Notice what this record makes impossible. You cannot claim this risk is "handled by the output filter, " because the record names the operation as the tool boundary, not output text. You cannot claim it is handled because "the model is instructed not to, " because the action is a deterministic authorization rule, not a prompt. And you cannot claim it works without evidence, because the detection block names the exact signal, metrics, and bypass test. ROAD turns "we have guardrails" into a falsifiable, reviewable, testable claim, which is the whole difference between engineering and theater.

The boundary is also a budget

Every control costs something: latency, money, engineering maintenance, and, the cost teams forget, overblocking risk and false-confidence risk. You cannot afford a maximal control at all seventeen operations, and you should not want to.
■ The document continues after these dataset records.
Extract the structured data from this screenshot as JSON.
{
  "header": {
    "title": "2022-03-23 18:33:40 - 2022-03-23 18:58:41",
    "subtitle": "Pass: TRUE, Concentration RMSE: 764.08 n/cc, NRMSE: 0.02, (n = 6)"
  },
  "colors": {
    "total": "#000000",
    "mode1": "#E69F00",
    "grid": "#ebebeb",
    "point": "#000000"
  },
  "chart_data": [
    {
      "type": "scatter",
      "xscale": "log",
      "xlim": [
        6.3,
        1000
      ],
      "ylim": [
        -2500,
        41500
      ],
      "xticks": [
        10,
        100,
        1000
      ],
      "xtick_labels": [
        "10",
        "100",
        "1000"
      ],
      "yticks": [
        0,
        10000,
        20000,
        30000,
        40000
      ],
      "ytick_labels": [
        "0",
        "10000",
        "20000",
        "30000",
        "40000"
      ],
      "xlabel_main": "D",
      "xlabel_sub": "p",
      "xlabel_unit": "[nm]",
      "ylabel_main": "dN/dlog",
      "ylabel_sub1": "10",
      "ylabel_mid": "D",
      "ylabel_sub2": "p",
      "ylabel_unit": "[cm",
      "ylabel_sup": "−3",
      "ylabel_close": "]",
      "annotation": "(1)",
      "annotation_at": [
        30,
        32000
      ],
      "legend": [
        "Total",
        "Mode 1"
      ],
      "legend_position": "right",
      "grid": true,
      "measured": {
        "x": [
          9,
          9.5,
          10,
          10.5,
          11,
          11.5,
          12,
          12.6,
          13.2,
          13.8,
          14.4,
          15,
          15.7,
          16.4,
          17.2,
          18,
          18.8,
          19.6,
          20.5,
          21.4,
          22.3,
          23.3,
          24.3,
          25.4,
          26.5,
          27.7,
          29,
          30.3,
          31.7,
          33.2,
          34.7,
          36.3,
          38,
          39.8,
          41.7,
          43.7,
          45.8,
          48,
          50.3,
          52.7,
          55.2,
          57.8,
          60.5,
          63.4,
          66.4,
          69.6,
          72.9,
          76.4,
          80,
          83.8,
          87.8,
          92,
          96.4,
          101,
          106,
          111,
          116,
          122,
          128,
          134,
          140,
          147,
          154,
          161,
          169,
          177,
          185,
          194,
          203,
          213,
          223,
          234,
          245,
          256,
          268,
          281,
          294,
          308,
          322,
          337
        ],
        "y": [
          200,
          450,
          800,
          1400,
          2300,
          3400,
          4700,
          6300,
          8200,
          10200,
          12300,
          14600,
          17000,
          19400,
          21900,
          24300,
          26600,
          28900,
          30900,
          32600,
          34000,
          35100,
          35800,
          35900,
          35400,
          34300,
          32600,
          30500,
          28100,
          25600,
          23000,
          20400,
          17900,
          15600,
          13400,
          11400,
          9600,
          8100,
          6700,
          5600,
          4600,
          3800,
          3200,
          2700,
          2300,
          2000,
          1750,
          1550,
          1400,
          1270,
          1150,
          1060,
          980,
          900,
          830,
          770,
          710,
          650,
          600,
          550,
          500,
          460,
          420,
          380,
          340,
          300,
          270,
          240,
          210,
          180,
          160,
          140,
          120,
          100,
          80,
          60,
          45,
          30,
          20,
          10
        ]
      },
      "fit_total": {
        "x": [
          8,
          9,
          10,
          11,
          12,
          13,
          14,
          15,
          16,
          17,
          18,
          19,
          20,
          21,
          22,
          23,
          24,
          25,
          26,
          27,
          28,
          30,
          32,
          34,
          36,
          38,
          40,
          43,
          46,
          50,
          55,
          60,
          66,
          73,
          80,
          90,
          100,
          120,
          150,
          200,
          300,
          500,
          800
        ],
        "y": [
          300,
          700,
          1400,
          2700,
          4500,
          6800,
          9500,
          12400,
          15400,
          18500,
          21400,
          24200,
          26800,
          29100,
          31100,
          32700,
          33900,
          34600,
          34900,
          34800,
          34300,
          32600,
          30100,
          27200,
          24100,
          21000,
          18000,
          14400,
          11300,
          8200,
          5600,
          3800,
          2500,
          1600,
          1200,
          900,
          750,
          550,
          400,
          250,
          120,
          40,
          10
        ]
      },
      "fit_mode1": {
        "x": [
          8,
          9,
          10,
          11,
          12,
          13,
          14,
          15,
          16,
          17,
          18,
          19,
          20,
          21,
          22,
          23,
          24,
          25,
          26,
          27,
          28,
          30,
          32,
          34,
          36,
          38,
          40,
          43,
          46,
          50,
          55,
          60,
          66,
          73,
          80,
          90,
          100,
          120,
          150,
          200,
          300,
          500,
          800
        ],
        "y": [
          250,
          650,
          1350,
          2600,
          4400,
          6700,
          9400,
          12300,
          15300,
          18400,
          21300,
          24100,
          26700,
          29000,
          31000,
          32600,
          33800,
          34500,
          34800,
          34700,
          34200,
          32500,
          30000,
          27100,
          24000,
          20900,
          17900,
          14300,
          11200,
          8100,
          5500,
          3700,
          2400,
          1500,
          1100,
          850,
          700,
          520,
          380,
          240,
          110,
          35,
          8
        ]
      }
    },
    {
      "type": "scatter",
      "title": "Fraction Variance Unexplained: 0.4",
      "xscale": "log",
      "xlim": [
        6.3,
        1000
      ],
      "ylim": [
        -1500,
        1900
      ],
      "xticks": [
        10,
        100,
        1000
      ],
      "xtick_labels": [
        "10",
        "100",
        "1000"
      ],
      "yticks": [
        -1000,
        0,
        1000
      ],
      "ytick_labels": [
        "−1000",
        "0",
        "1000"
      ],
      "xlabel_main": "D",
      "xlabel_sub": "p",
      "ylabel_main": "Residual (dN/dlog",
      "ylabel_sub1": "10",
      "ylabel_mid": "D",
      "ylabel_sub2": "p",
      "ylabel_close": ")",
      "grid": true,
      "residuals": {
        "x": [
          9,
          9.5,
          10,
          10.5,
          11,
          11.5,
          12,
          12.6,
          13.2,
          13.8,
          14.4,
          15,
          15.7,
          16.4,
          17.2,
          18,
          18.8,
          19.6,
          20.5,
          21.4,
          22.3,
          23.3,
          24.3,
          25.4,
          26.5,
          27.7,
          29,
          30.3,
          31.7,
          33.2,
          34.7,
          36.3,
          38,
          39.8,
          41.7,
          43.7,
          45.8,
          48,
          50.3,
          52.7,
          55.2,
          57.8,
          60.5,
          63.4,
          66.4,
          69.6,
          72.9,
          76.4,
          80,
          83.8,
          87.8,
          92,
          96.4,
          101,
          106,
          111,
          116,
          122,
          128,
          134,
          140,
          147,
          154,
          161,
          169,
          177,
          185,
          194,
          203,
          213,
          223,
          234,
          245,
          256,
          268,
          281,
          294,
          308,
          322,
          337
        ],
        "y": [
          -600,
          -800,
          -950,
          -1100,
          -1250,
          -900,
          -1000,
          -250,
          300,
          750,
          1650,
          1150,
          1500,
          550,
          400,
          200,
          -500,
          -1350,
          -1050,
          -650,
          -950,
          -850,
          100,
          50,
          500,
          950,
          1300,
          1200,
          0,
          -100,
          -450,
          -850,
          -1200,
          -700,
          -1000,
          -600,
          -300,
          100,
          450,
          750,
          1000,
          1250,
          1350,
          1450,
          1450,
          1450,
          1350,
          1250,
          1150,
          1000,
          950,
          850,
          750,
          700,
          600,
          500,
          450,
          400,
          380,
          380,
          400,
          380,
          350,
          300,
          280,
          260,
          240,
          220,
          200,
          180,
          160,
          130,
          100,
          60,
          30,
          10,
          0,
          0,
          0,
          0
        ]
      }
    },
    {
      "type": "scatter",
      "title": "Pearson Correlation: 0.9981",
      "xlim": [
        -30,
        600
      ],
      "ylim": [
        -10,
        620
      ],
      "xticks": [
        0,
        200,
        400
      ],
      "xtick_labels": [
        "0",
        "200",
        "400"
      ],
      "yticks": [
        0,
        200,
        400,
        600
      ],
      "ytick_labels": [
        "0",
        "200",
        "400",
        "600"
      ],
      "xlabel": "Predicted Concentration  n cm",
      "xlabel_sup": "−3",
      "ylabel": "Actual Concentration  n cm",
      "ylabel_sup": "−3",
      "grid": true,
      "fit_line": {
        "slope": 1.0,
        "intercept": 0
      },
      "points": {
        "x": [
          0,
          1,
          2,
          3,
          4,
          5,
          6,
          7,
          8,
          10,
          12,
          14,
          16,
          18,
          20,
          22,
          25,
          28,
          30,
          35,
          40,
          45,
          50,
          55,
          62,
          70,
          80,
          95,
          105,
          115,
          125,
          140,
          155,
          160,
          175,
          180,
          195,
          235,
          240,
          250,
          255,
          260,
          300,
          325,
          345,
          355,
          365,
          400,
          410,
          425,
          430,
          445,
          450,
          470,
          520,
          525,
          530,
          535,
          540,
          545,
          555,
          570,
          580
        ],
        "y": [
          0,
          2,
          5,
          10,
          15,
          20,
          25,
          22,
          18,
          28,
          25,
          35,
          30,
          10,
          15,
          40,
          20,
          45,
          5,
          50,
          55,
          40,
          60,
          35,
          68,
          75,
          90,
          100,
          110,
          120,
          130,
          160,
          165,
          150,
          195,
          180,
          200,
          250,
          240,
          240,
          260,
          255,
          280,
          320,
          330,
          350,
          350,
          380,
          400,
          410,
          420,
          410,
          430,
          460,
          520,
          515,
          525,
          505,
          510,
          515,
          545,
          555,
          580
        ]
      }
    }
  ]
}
ROAD applied across the boundary is therefore also a prioritization: place strong controls where the risk is severe and the operation is the true owner (the tool boundary for an agent with write access), lighter controls where the risk is mild (logging at output for a read-only bot), and no control where the operation does not exist or carries no meaningful risk. The NIST AI RMF frames this as risk management, not risk elimination: you allocate finite control budget against a mapped set of risks, accept some residual, and make the residual observable. A team that tries to control everything ends up with the overblocking product and an unmaintainable tangle of redundant filters; a team that controls nothing past the three-box drawing ships the refund attack. The boundary map plus ROAD is how you spend the budget on the operations that actually carry risk.
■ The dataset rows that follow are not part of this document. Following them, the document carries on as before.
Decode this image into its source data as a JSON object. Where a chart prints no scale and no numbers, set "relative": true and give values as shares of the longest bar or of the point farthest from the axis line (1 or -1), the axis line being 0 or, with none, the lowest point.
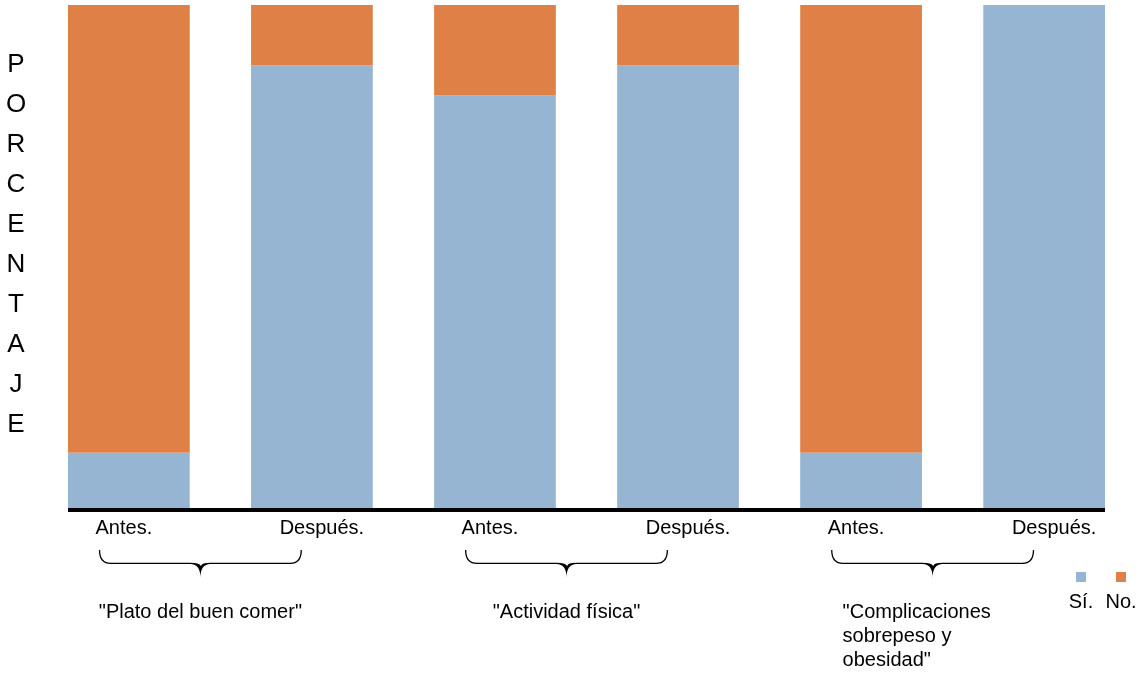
{
  "chart_data": {
    "type": "bar",
    "stacked": true,
    "relative": true,
    "ylabel": "PORCENTAJE",
    "categories": [
      "Antes.",
      "Después.",
      "Antes.",
      "Después.",
      "Antes.",
      "Después."
    ],
    "series": [
      {
        "name": "Sí.",
        "color": "#95b5d3",
        "values": [
          0.11,
          0.88,
          0.82,
          0.88,
          0.11,
          1
        ]
      },
      {
        "name": "No.",
        "color": "#df8047",
        "values": [
          0.89,
          0.12,
          0.18,
          0.12,
          0.89,
          0
        ]
      }
    ],
    "annotations": [
      "\"Plato del buen comer\"",
      "\"Actividad física\"",
      "\"Complicaciones sobrepeso y obesidad\""
    ],
    "legend": "bottom right"
  }
}
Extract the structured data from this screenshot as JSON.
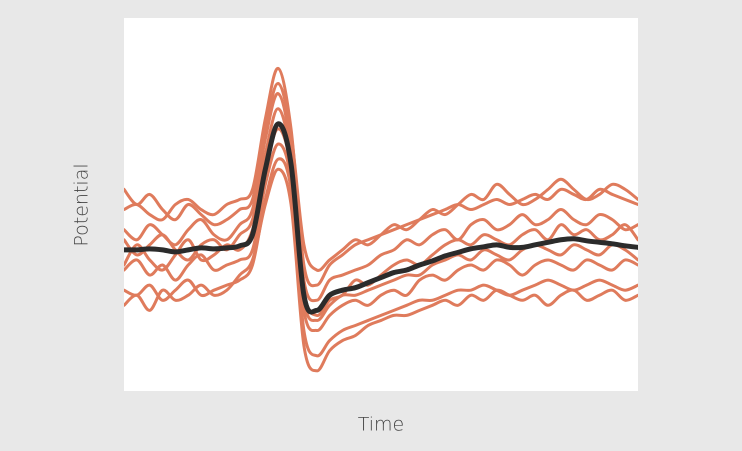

This chapter closes Movement I. We have the failure set (Chapter 1), the vocabulary of concerns (Chapter 2), and now the boundary and the procedure for placing controls (Chapter 3). Everything that follows is ROAD applied to one operation at a time: policy (the rules a control enforces), input, retrieval, output, and tools, then how to test, monitor, and operate the whole assembly.

Chapter summary

The three-box drawing, user, model, response, is why guardrails get placed wrong; it shows two boundaries and hides the dozen-plus operations between them. Drawn honestly, a tool-using retrieval product passes through seventeen operations: input, auth/tenant, intent+moderation, retrieval request, permission filter, search, context assembly, inference, output text, output tool call, output validation, tool authorization, tool execution, result validation, response, logging/memory, and human escalation. A risk lives at an operation, and a control not at that operation cannot reduce that risk, which is why the introduction's refund attack (operations 10/12/13) was untouchable by an output filter at operation 11. Each operation maps to representative risks and OWASP categories, but the product only needs controls at the operations it actually has. ROAD matches control to operation in four ordered questions: Risk named concretely enough to test (which also reveals the concern), Operation located in the boundary (the step teams skip and the one that determines everything), Action chosen from a ladder, allow, log, redact/transform, degrade-safe, require approval, refuse, escalate, reaching for the gentlest that reduces the risk rather than reflexively refusing, and Detection specifying the signal, metrics, and audit record without which a control is unfalsifiable. Recorded as a structured artifact, a ROAD entry makes false claims of coverage impossible. Because every control costs latency, money, maintenance, and overblocking risk, ROAD across the boundary is also a budget: strong controls where risk is severe and the operation truly owns it, light controls where risk is mild, none where the operation does not exist, risk management, not risk elimination.